Inquérito deve apurar crime de injúria racial em Araquari

O Ministério Público Federal (MPF) solicitou à Delegacia de Polícia Federal em Joinville a instauração de um inquérito policial para apurar os crimes de injúria racial e de preconceito de raça ou cor durante evento online promovido pelo Núcleo de Estudos Afro-Brasileiros e Indígenas do Instituto Federal Catarinense (IFC) de Araquari, no Norte de Santa Catarina.

O caso ocorreu no dia 10 de novembro, quando professores conduziam uma palestra virtual e foram atacados por participantes não identificados, que invadiram o debate, proferiram ofensas racistas e propagaram mensagens de ódio, inclusive com apologia ao nazismo.

Caso ocorreu durante palestra promovida por servidores do IFC de Araquari – Foto: Reprodução/Google Maps/ND

De acordo com o procurador da República em Joinville Mário Sérgio Ghannagé Barbosa, que encaminhou o pedido de investigação à Polícia Federal, a ocorrência da conduta delituosa é tipificada no artigo 140, parágrafo 3º, do Código Penal (injúria racial), bem como de possíveis crimes tipificados na lei 7.716/89 (preconceito de raça ou de cor).

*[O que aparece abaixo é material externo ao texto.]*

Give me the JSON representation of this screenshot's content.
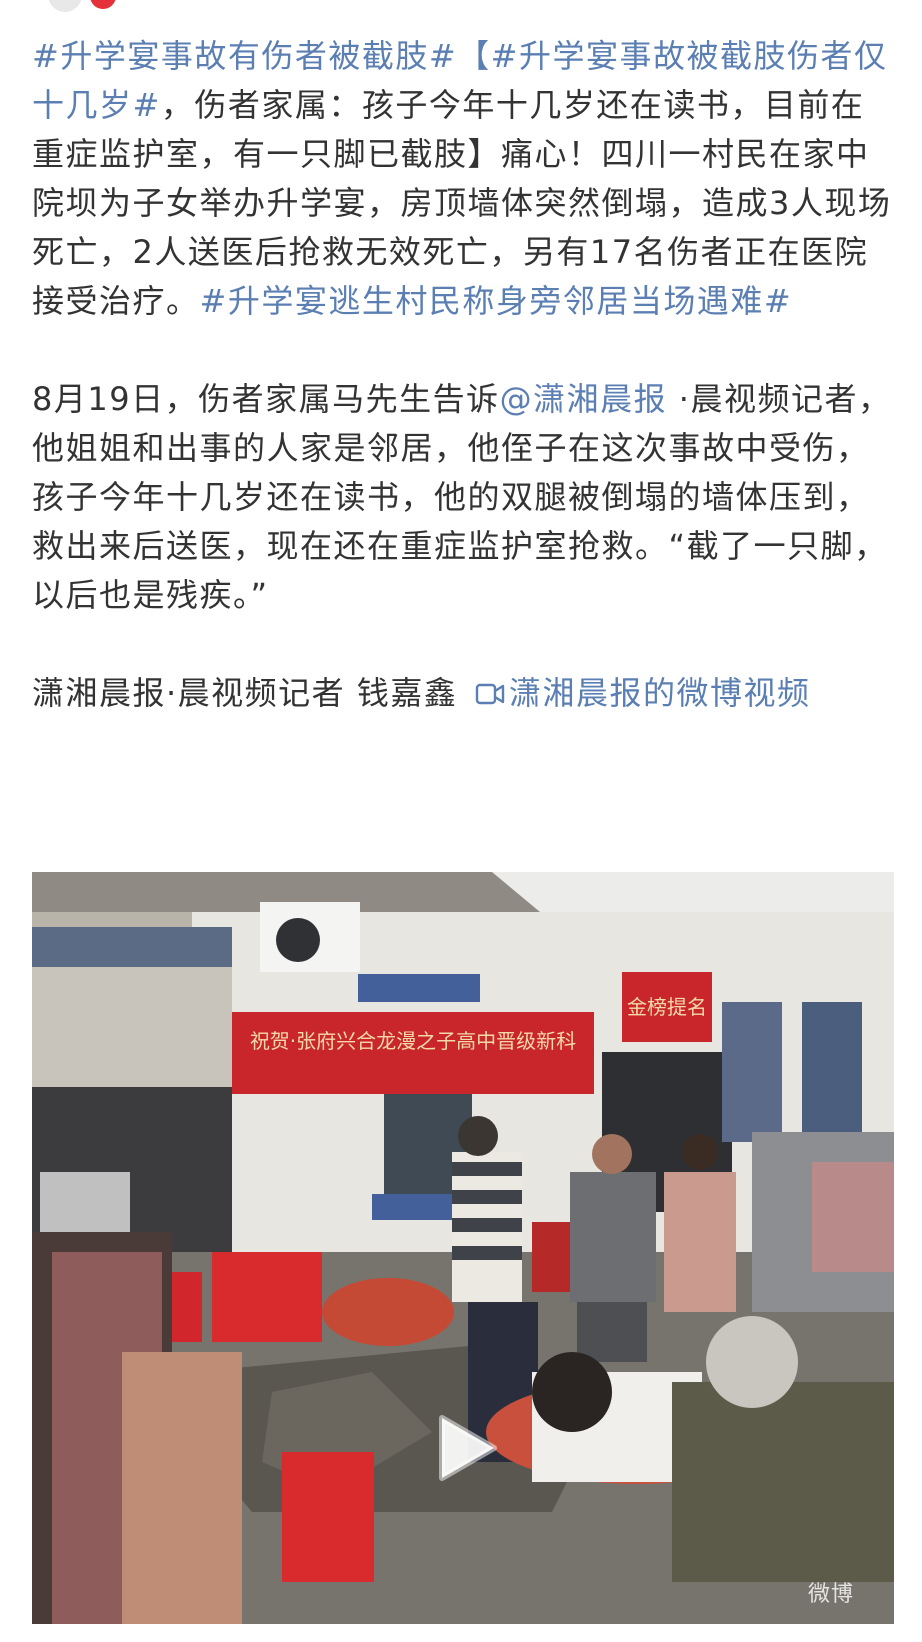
{
  "post": {
    "p1": {
      "tag1": "#升学宴事故有伤者被截肢#",
      "tag2": "【#升学宴事故被截肢伤者仅十几岁#",
      "text1": "，伤者家属：孩子今年十几岁还在读书，目前在重症监护室，有一只脚已截肢】痛心！四川一村民在家中院坝为子女举办升学宴，房顶墙体突然倒塌，造成3人现场死亡，2人送医后抢救无效死亡，另有17名伤者正在医院接受治疗。",
      "tag3": "#升学宴逃生村民称身旁邻居当场遇难#"
    },
    "p2": {
      "text1": "8月19日，伤者家属马先生告诉",
      "mention": "@潇湘晨报",
      "text2": " ·晨视频记者，他姐姐和出事的人家是邻居，他侄子在这次事故中受伤，孩子今年十几岁还在读书，他的双腿被倒塌的墙体压到，救出来后送医，现在还在重症监护室抢救。“截了一只脚，以后也是残疾。”"
    },
    "p3": {
      "credit": "潇湘晨报·晨视频记者 钱嘉鑫 ",
      "video_link": "潇湘晨报的微博视频"
    }
  },
  "video": {
    "banner_text": "祝贺·张府兴合龙漫之子高中晋级新科",
    "sign_text": "金榜提名",
    "watermark": "微博"
  },
  "colors": {
    "link": "#5b7fb3",
    "text": "#333333",
    "banner": "#c8262a"
  },
  "icons": {
    "video_link": "video-camera-icon",
    "play": "play-icon"
  }
}
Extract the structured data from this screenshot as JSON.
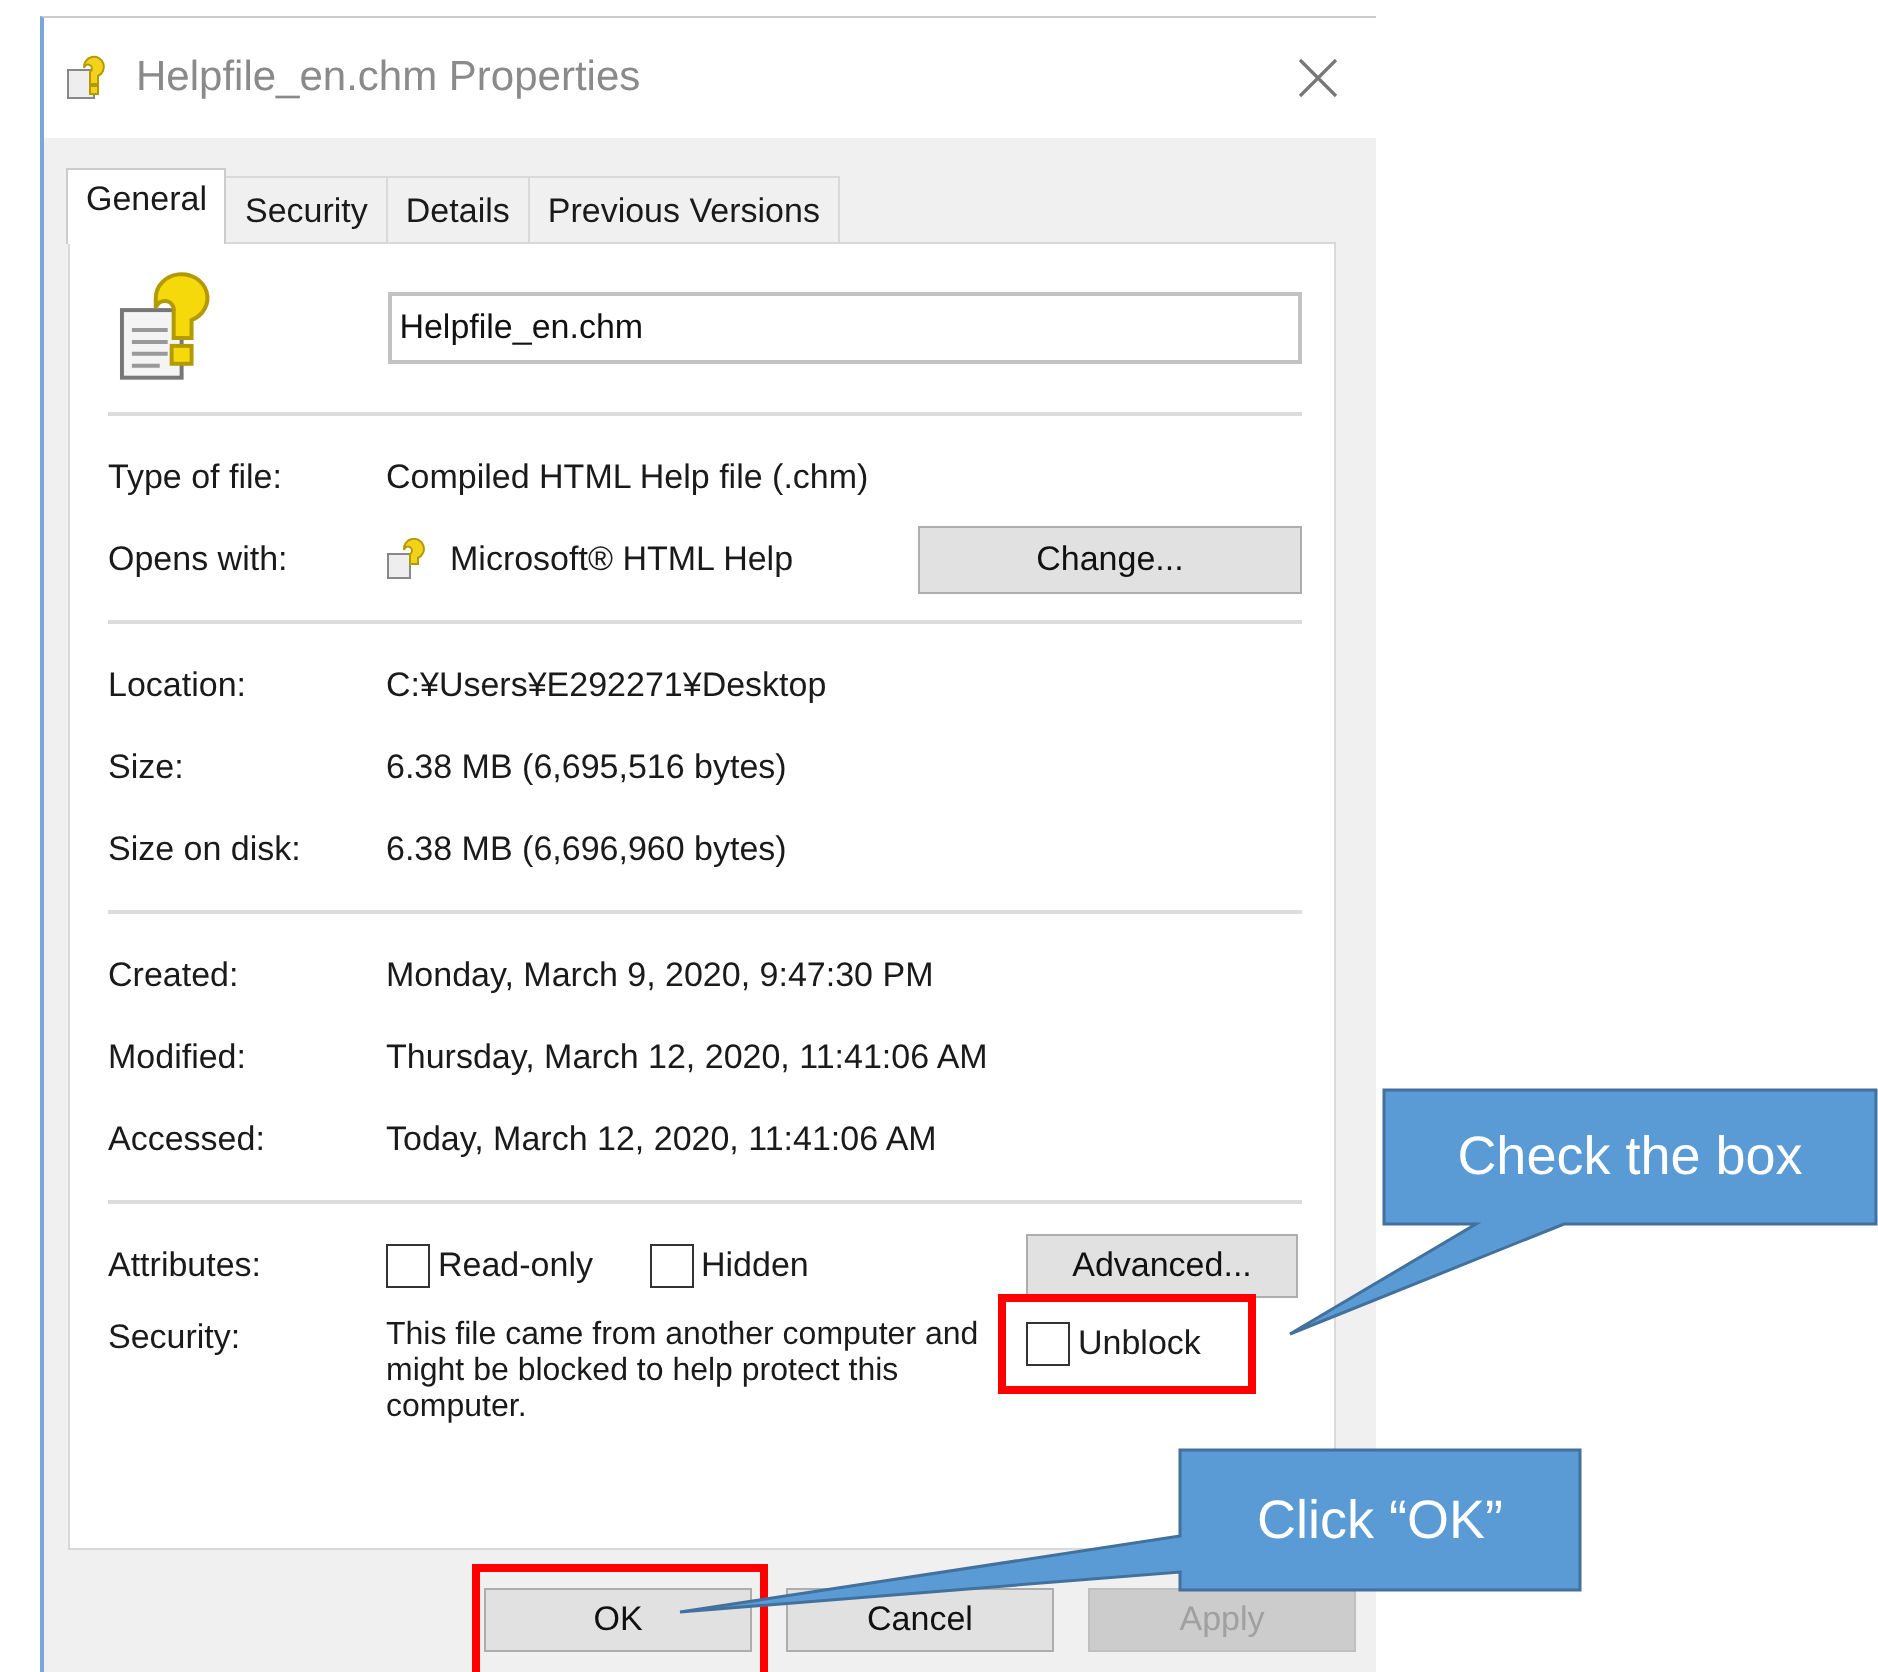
{
  "window": {
    "title": "Helpfile_en.chm Properties"
  },
  "tabs": [
    {
      "label": "General",
      "selected": true
    },
    {
      "label": "Security",
      "selected": false
    },
    {
      "label": "Details",
      "selected": false
    },
    {
      "label": "Previous Versions",
      "selected": false
    }
  ],
  "file_name": {
    "value": "Helpfile_en.chm"
  },
  "sections": [
    {
      "rows": [
        {
          "kind": "text",
          "label": "Type of file:",
          "value": "Compiled HTML Help file (.chm)"
        },
        {
          "kind": "app",
          "label": "Opens with:",
          "value": "Microsoft® HTML Help",
          "button": "Change..."
        }
      ]
    },
    {
      "rows": [
        {
          "kind": "text",
          "label": "Location:",
          "value": "C:¥Users¥E292271¥Desktop"
        },
        {
          "kind": "text",
          "label": "Size:",
          "value": "6.38 MB (6,695,516 bytes)"
        },
        {
          "kind": "text",
          "label": "Size on disk:",
          "value": "6.38 MB (6,696,960 bytes)"
        }
      ]
    },
    {
      "rows": [
        {
          "kind": "text",
          "label": "Created:",
          "value": "Monday, March 9, 2020, 9:47:30 PM"
        },
        {
          "kind": "text",
          "label": "Modified:",
          "value": "Thursday, March 12, 2020, 11:41:06 AM"
        },
        {
          "kind": "text",
          "label": "Accessed:",
          "value": "Today, March 12, 2020, 11:41:06 AM"
        }
      ]
    },
    {
      "rows": [
        {
          "kind": "attributes",
          "label": "Attributes:",
          "checkboxes": [
            {
              "label": "Read-only",
              "checked": false
            },
            {
              "label": "Hidden",
              "checked": false
            }
          ],
          "button": "Advanced..."
        },
        {
          "kind": "security",
          "label": "Security:",
          "value": "This file came from another computer and might be blocked to help protect this computer.",
          "checkbox": {
            "label": "Unblock",
            "checked": false,
            "highlighted": true
          }
        }
      ]
    }
  ],
  "buttons": [
    {
      "label": "OK",
      "disabled": false,
      "highlighted": true
    },
    {
      "label": "Cancel",
      "disabled": false,
      "highlighted": false
    },
    {
      "label": "Apply",
      "disabled": true,
      "highlighted": false
    }
  ],
  "callouts": [
    {
      "text": "Check the box"
    },
    {
      "text": "Click “OK”"
    }
  ]
}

Na representação, os servidores agredidos relatam que o evento virtual foi atacado em ato planejado e coordenado entre diversos invasores que, aos berros, xingaram e ofenderam os servidores, pais e alunos que participavam do evento. A série de agressões, conforme o relato, teve a projeção de imagens e músicas de cunho sexual, “um áudio que dizia ‘cala boca macaco’ aos berros, seguido de um vídeo onde Hitler discursava para vários soldados” e, ao mesmo tempo, “no chat do evento, disparavam imagens que, dentre elas continham a foice e o martelo além da suástica (imagens símbolo do nazismo)”.

Ainda conforme a representação dos servidores do IFC de Araquari, vários alunos menores de idade, professores da instituição e convidados estavam presentes no evento online e foram ofendidos moral e racialmente e injuriados pelos agressores.